Does your child struggle with stereotypical or problem behaviors in your home? Are youBlogABAHome-Main-Landscape exhausted from constant redirection and monitoring? Do you need a change? Can parents utilize the basic principles of ABA at home with their kids? Yes! Here are some quick tips and tricks to help behavior management in your home by applying ABA.

Give Behavior Specific Praise

Always praise appropriate behaviors! Providing this type of positive reinforcement for good behavior will not only increase your child’s motivation but will also allow you to see more of those behaviors in the future. Throwing in a specific praise statement gives the child feedback on the exact behavior you want to see increased. For example, saying “Nice job!” is good, but saying, “Nice job packing your back pack!” is even better and you’re likely to see them packing their backpack the next day.

Offer Choices

Whenever possible offer your child choices. This can range from choosing when they take their bath to what shirt they wear for school and everything in between. Offering choices allows your child to be part of the decision making process, making transitions or undesired activities less of a hassle. The more choices, the better.

Provide Clear Expectations & Follow Through

Set clear, concise expectations for your child and follow through with them! Stating expectations before engaging in a specific activity gives the child a set of rules to follow. As a parent you’re able to refer back to these expectations as reminders throughout the activity. Once you set an expectation it should be followed no matter what (this is key!). Remember to provide attention and praise for followed expectations.

Don’t Prompt Too Soon

When your child is engaging in any daily living skills (tooth brushing, setting the table, tying shoes, etc.) allow them to perform the task independently before you assist them. This teaches independence and problem solving. If your child is struggling after 3-5 seconds of attempting, then provide prompting to help them complete the skill. We don’t want to see inappropriate prompt dependency.

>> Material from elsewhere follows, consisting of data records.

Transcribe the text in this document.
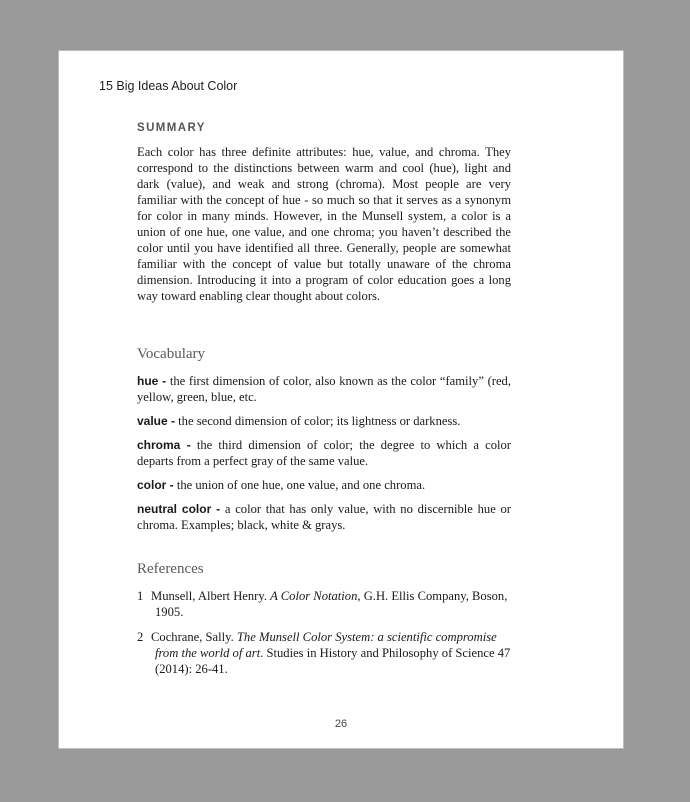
15 Big Ideas About Color
SUMMARY

Each color has three definite attributes: hue, value, and chroma. They correspond to the distinctions between warm and cool (hue), light and dark (value), and weak and strong (chroma). Most people are very familiar with the concept of hue - so much so that it serves as a synonym for color in many minds. However, in the Munsell system, a color is a union of one hue, one value, and one chroma; you haven’t described the color until you have identified all three. Generally, people are somewhat familiar with the concept of value but totally unaware of the chroma dimension. Introducing it into a program of color education goes a long way toward enabling clear thought about colors.

Vocabulary
hue - the first dimension of color, also known as the color “family” (red, yellow, green, blue, etc.
value - the second dimension of color; its lightness or darkness.
chroma - the third dimension of color; the degree to which a color departs from a perfect gray of the same value.
color - the union of one hue, one value, and one chroma.
neutral color - a color that has only value, with no discernible hue or chroma. Examples; black, white & grays.
References
1 Munsell, Albert Henry. A Color Notation, G.H. Ellis Company, Boson, 1905.
2 Cochrane, Sally. The Munsell Color System: a scientific compromise from the world of art. Studies in History and Philosophy of Science 47 (2014): 26-41.
26
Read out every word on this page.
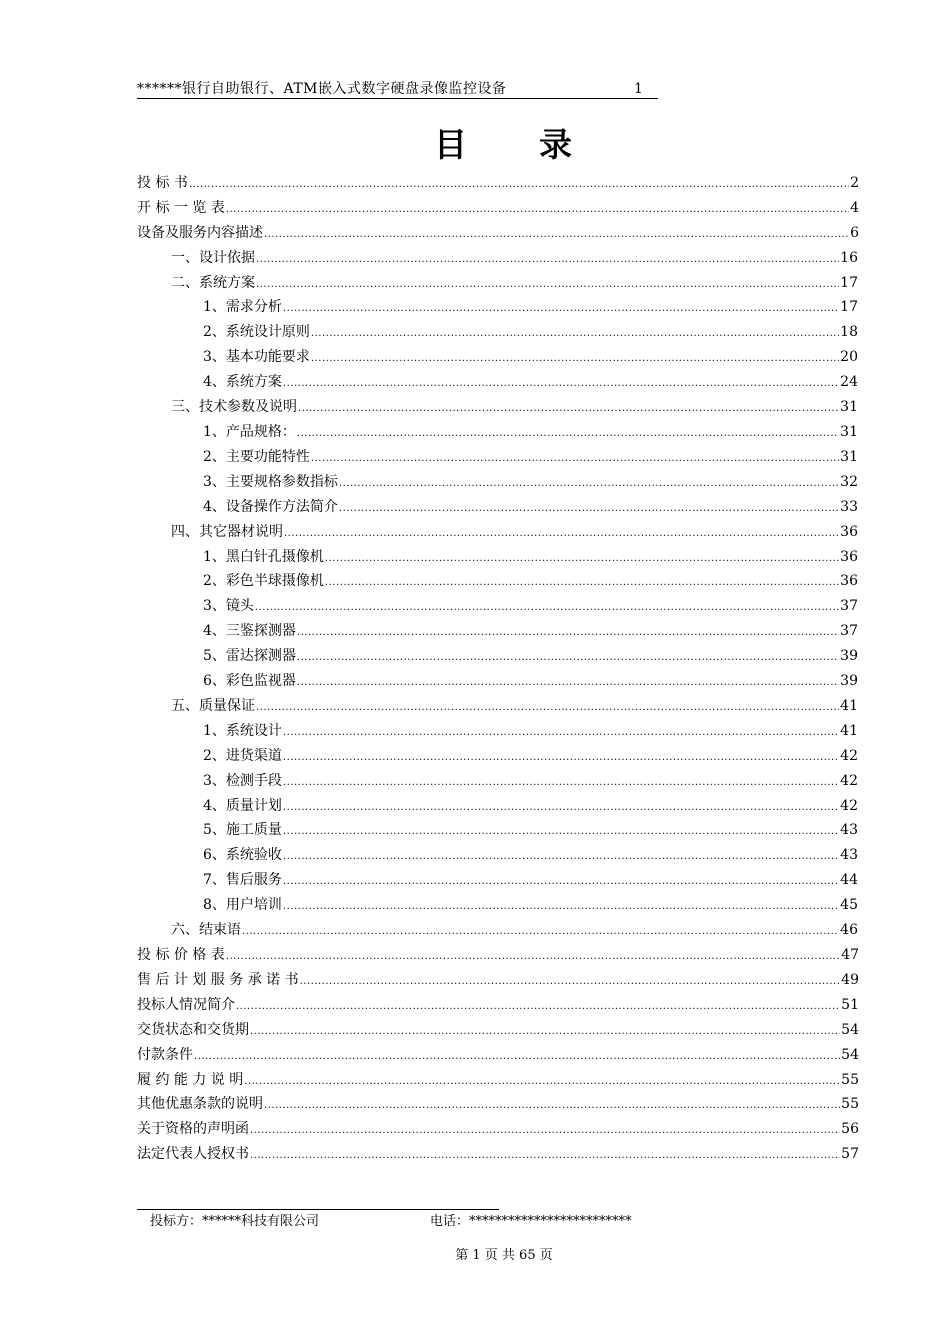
******银行自助银行、ATM嵌入式数字硬盘录像监控设备	1
目 录
投 标 书 .....	2
开 标 一 览 表 .....	4
设备及服务内容描述 .....	6
一、设计依据 .....	16
二、系统方案 .....	17
1、需求分析 .....	17
2、系统设计原则 .....	18
3、基本功能要求 .....	20
4、系统方案 .....	24
三、技术参数及说明 .....	31
1、产品规格： .....	31
2、主要功能特性 .....	31
3、主要规格参数指标 .....	32
4、设备操作方法简介 .....	33
四、其它器材说明 .....	36
1、黑白针孔摄像机 .....	36
2、彩色半球摄像机 .....	36
3、镜头 .....	37
4、三鉴探测器 .....	37
5、雷达探测器 .....	39
6、彩色监视器 .....	39
五、质量保证 .....	41
1、系统设计 .....	41
2、进货渠道 .....	42
3、检测手段 .....	42
4、质量计划 .....	42
5、施工质量 .....	43
6、系统验收 .....	43
7、售后服务 .....	44
8、用户培训 .....	45
六、结束语 .....	46
投 标 价 格 表 .....	47
售 后 计 划 服 务 承 诺 书 .....	49
投标人情况简介 .....	51
交货状态和交货期 .....	54
付款条件 .....	54
履 约 能 力 说 明 .....	55
其他优惠条款的说明 .....	55
关于资格的声明函 .....	56
法定代表人授权书 .....	57
投标方：******科技有限公司	电话：*************************
第 1 页 共 65 页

Provide directive statements as opposed to questions

Make sure you’re communicating directions clearly. Instead of providing a question, give a directive statement that your child needs to follow. Sometimes we don’t even realize that we’re asking questions instead of directive statements. When asking a question, it gives the child the opportunity to respond with their choice; however, providing a statement only has one appropriate outcome. Changing, “are you ready for dinner?” to “it’s time for dinner” is a quick fix.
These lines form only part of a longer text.